Cash Poor, Perk (Plots, Privileges) Rich! Civil Service Compensation:
Incentives, Dissatisfaction, and Costs
Overview of the Report by Dr. Durr-e-Nayab
The session started with presenting the report before participants. The report quantifies all the aspects of compensation and perks to civil servants and develops a strategy to monetize all parks in line with modern practices of Human Resource Management. It provides insights into details of perks and allowances advanced to civil servants. The report also presents a comparison between perks to civil servants and those of international employees of comparable cadres. The report provides a brief history of civil services with a focus on pay structure, perks, privileges, and recruitment/promotions. The report unpacks the compensation package of the civil service and recommends the needed reforms. The study looks into some key issues within the civil services that include: cash payments, non-cash rewards, inequality in the distribution of perks, waste of precious land for housing, pay and performance disconnect, a bias between cadre and non-cadre officials, and marginalized specialized groups. Furthermore, the report looks into the public sector pension system of Pakistan and presents a comparison with the private sector compensation structure while providing international evidence. The report, finally, presents the future course of action about competitive compensation, monetization of in-kind benefits, management model, and other social welfare considerations of the public servants.
Dr. Jamil Nasir
- According to him, international evidence suggests that the majority of people having tertiary education are employed by the public sector and not the private sector.

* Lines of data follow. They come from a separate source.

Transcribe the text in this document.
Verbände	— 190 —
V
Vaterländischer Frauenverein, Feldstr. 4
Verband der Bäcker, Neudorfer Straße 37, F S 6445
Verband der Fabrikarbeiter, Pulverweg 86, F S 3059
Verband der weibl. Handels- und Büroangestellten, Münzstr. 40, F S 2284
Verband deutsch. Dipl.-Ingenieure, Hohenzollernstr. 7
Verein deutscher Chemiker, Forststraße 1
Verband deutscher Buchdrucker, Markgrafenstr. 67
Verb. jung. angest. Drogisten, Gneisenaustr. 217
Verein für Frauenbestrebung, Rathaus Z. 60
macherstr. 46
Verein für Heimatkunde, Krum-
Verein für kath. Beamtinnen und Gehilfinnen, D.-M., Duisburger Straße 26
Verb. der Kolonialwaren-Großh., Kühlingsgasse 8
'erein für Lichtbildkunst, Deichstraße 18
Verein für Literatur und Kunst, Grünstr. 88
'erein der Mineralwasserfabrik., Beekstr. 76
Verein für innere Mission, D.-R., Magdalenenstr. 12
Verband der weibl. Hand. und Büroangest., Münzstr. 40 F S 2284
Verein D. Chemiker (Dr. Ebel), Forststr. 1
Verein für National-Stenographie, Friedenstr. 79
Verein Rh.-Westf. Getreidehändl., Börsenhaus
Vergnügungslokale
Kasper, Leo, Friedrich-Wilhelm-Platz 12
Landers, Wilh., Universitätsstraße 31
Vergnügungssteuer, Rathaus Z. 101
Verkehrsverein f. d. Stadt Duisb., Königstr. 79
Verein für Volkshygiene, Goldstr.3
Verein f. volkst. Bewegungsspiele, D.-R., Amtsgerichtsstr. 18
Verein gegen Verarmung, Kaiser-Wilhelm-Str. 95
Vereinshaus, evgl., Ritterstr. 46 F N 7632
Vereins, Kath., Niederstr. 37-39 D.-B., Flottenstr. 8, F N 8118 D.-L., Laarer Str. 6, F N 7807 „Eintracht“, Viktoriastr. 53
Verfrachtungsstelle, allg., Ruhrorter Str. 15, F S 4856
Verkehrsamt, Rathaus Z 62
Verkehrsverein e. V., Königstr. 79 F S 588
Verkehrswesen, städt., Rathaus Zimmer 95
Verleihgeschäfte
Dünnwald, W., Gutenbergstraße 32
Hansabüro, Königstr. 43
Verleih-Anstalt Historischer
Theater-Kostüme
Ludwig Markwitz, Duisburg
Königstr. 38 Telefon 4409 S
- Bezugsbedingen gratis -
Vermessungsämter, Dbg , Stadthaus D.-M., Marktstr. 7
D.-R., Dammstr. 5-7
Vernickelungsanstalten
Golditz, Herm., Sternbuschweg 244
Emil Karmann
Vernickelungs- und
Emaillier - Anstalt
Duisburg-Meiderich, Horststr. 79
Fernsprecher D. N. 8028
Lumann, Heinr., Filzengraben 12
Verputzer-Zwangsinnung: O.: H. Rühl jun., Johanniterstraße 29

- In the private sector, we can make a performance evaluation based on the sales or marketing like criteria but in the case of a public sector, there is no performance evaluation because the nature of the job makes it tough to evaluate the performance of the servants.
- The problem of tangible perks like housing leads to inequity that prevails among Civil servants. For example monetization of perks can end such in-equity.
- He pointed out that the report focuses only on the higher income pay scales for reform but ignores the lower pay scales and the frontline workers who interact with the masses. They need to be provided professional training and their recruitment should be on merit. Low performance and the resultant mistrust of the public on the civil servant is the result of their ignorance. Because their service delivery is not up to the mark due to lack of performance evaluation and professionalism.
- There is the bureaucratic workload; the report should not remain confined to looking at the perks and privileges but should also look into the overload which causes deficiency. Due to overload, the senior officer remains busy with departmental firefighting which crowds out their time for real planning and management in their respective departments.
- whatever the salary is to pay should be based on two things:
- the skillset – there should be a skill-based comparison and
- The geographical boundaries. Pakistan and Harvard can’t be compared.
- Management practices compensation structure depends on frequent posting and transfers less autonomy while working are issues facing CSPs. these should be taken into account why evaluating the performance
- Pay and performance linkage: the variable for performance is the different public and private sectors. Therefore this should be considered while comparing the public sector with the private sector.
Nargis Sethi comments.
- Sethi appreciated the hard work in writing the report with the unique idea of quantifying the non-tangible perks and benefits and an enriching account of the details of the civil services compensation pattern.
- She pointed out several areas for further expansion and improvement. Also, she pointed out the lack of authentic data for some housing value assessment that was retrieved from Zameen.com. But that criticism was later rebutted by Dr. Haque lamented the absence of transparent public records of the federal government.
Wajid Rana’s Remarks
- He criticized the suggestion of The New Public Management (NPM) model. He reasoned that criticism of NPM has not been taken into account while recommending NPM to the public sector of Pakistan. The authors should have studied the criticism of NPM in the last three decades that has been leveled by the developing countries for its application in the public sector. The findings of the Australian Reform Commission is that the benefits of NPM are very little, that its suggested application to the public sector should consider criticism level by European community countries about NPS application in the public sector.
- There are too many generalizations in terms of applicability of allowances to civil servants and there is a need to probe further in the right understanding of pay structure, allowances, and cost of public wages.
- Comparison with the UN system needs to be revisited because there we are not comparing apples with apples while comparing officers of BPS 22 with some cadres of UN.
On the question of whether the establishment division plays a kind of human resource manager in public services, it was conveyed that essentially it is the establishment division that calls the shots.
While responding to questions and remarks made by discussants, Dr. Haque informed that the generalization is necessary as an initial step as something needs to be started somewhere. There is however a shortcoming in the analysis due to the non-availability of data but these may improve as time passes.
Dr. Haque concluded the session clarifying that recommendation is not about curtailing the salaries rather it is recommended to monetize in-kind benefits to bring transparency to the system and bring the public sector at par with the private sector. The report is not definite, it just illuminates the subject that there must be a discussion on the economic aspects of the civil service Reforms and that there is a serious lack of data. The establishment division only provides details about wages but data on perks and benefits is missing. There should be annual reports highlighting the data to bring in transparency to win the confidence of the people over.